A copy of this order will be given to the Secretary of the State Bar and to the State Court Administrator so that they can make the notifications specified in MCR 1.201. Comments on this proposal may be sent to the Supreme Court Clerk in writing or electronically by September 1, 2011, at P.O. Box 30052, Lansing, MI 48909, or MSC_clerk courts.mi.gov. When filing a comment, please refer to ADM File No. 2010-11. Your comments and the comments of others will be posted at www.courts.mi.gov/supremecourt /resources/administrative/index.htm.
PROPOSED AMENDMENT OF RULE 1.5 OF THE MICHIGAN RULES OF PROFESSIONAL CONDUCT.
On order of the Court, this is to advise that the Court is considering an amendment of Rule 1.5 of the Michigan Rules of Professional Conduct. Before determining whether the proposal should be adopted, changed before adoption, or rejected, this notice is given to afford interested persons the opportunity to comment on the form or the merits of the proposal or to suggest alternatives. The Court welcomes the views of all. This matter will be considered at a public hearing. The notices and agendas for public hearings are posted at: www.courts.michigan.gov/ supremecourt/resources/administrative/ph.htm.
Publication of this proposal does not mean that the Court will issue an order on the subject, nor does it imply probable adoption of the proposal in its present form.
[Additions are indicated by underlining and deletions are indicated by strikeover.]
RULE 1.5. FEES.
(a)-(b) [Unchanged.]
(c) A fee may be contingent on the outcome of the matter for which the service is rendered, except in a matter in which a contingent fee is prohibited by paragraph (d) or by other law.
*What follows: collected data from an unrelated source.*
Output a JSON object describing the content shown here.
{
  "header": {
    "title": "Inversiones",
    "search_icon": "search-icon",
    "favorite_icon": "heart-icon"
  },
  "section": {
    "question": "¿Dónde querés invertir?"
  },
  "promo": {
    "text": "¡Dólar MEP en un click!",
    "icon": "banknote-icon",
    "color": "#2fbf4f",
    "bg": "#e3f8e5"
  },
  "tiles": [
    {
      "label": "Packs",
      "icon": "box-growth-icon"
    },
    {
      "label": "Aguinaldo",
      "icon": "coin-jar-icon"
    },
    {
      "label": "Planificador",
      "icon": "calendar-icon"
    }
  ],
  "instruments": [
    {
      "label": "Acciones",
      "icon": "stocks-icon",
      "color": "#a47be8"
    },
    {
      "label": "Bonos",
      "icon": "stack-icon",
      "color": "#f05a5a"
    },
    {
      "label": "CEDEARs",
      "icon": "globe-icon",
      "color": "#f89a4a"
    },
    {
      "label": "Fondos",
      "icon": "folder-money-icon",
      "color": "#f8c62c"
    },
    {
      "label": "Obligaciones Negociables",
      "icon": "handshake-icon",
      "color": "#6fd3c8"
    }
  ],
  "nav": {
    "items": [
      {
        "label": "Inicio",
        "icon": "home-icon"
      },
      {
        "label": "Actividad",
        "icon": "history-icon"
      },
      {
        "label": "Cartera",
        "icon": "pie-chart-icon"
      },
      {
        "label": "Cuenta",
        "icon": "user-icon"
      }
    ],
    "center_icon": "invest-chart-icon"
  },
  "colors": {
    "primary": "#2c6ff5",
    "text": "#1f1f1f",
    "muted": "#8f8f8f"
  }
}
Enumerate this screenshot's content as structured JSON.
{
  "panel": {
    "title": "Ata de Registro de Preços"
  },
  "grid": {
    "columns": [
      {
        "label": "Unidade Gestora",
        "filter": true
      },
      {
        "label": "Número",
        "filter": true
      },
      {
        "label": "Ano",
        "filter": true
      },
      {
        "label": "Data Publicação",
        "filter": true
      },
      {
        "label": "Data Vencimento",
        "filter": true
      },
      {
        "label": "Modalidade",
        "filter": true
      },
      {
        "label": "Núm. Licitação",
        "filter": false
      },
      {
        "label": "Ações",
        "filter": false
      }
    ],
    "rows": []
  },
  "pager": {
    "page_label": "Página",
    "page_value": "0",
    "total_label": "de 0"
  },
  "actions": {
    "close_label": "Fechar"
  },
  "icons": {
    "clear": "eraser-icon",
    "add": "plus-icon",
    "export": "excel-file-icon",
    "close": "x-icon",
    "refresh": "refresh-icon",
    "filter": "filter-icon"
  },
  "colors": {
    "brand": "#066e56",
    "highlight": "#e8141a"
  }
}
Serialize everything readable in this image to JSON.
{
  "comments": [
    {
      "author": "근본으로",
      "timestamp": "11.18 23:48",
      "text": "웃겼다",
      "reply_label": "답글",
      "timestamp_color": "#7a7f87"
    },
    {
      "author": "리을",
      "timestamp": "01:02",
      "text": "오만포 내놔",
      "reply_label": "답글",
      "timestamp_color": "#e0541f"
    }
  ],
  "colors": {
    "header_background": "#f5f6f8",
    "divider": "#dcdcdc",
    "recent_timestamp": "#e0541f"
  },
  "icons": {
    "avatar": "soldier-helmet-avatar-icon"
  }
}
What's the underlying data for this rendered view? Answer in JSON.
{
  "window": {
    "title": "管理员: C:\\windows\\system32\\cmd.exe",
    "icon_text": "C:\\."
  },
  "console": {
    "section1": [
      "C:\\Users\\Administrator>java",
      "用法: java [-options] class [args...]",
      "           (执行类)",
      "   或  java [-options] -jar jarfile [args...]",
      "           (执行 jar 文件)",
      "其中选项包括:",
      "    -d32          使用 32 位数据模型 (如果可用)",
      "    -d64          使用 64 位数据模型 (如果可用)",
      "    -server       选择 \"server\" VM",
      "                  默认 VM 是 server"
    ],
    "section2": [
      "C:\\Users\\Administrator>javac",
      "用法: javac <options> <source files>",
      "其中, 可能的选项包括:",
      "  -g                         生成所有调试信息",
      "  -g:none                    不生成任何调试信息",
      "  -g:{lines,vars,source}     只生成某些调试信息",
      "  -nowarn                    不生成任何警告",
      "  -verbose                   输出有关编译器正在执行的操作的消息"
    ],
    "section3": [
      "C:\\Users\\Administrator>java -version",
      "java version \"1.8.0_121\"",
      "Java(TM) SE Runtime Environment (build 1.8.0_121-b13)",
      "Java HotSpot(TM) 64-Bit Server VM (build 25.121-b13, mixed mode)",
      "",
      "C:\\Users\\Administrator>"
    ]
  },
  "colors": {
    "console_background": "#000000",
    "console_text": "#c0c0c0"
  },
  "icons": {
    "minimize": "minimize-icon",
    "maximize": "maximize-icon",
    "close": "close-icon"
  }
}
A contingent-fee agreement shall be in writing and shall state the method by which the fee is to be determined. The agreement also shall state the amount or percentage of fees to be divided or shared among or between lawyers who are not in the same firm. Upon conclusion of a contingent-fee matter, the lawyer shall provide the client with a written statement of the outcome of the matter and, if there is a recovery, show the remittance to the client and the method of its determination. See also MCR 8.121 for additional requirements applicable to some contingent-fee agreements.
(d) A lawyer shall not enter into an arrangement for, charge, or collect a contingent fee in a domestic relations matter or in a criminal matter.
(e) A division of a fee between lawyers who are not in the same firm may be made only if:
(1) the client is advised of and does not object to the participation of all the lawyers involved, and approves the amount or percentage of fees to be divided or shared among the lawyers: and
(2) the total fee is reasonable.
(f) Except as otherwise allowed under this rule, a lawyer who refers a case to another lawyer in exchange for a portion of any award under subsection (e) is limited to a maximum referral fee of 25 percent of the amount recovered. However, if the referring attorney participates in the case to an extent that a greater percentage of the amount recovered should be allowed as a reflection of the referring attorney's substantial input of time or cost, or assumption of risk, the referring attorney's share of fees may exceed the maximum referral fee as agreed by the receiving attorney and as approved by the court in which the proceeding takes place.Staff Comment: The proposed amendment of MRPC 1.5 generally would limit a referral fee to 25 percent of the amount recovered in a case subject to a contingent fee agreement. The maximum fee could be increased if the referring attorney provides substantial input that merits such increased percentage.
The staff comment is not an authoritative construction by the Court.
A copy of this order will be given to the Secretary of the State Bar and to the State Court Administrator so that they can make the notifications specified in MCR 1.201. Comments on these proposals may be sent to the Supreme Court Clerk in writing or electronically by September 1, 2011, at P.O. Box 30052, Lansing, MI 48909, or MSC_clerk courts.mi.gov. When filing a comment, please refer to ADM File No. 2010-07. Your comments and the comments of others will be posted at www.courts.mi.gov/supremecourt/resources/ administrative/index.htm.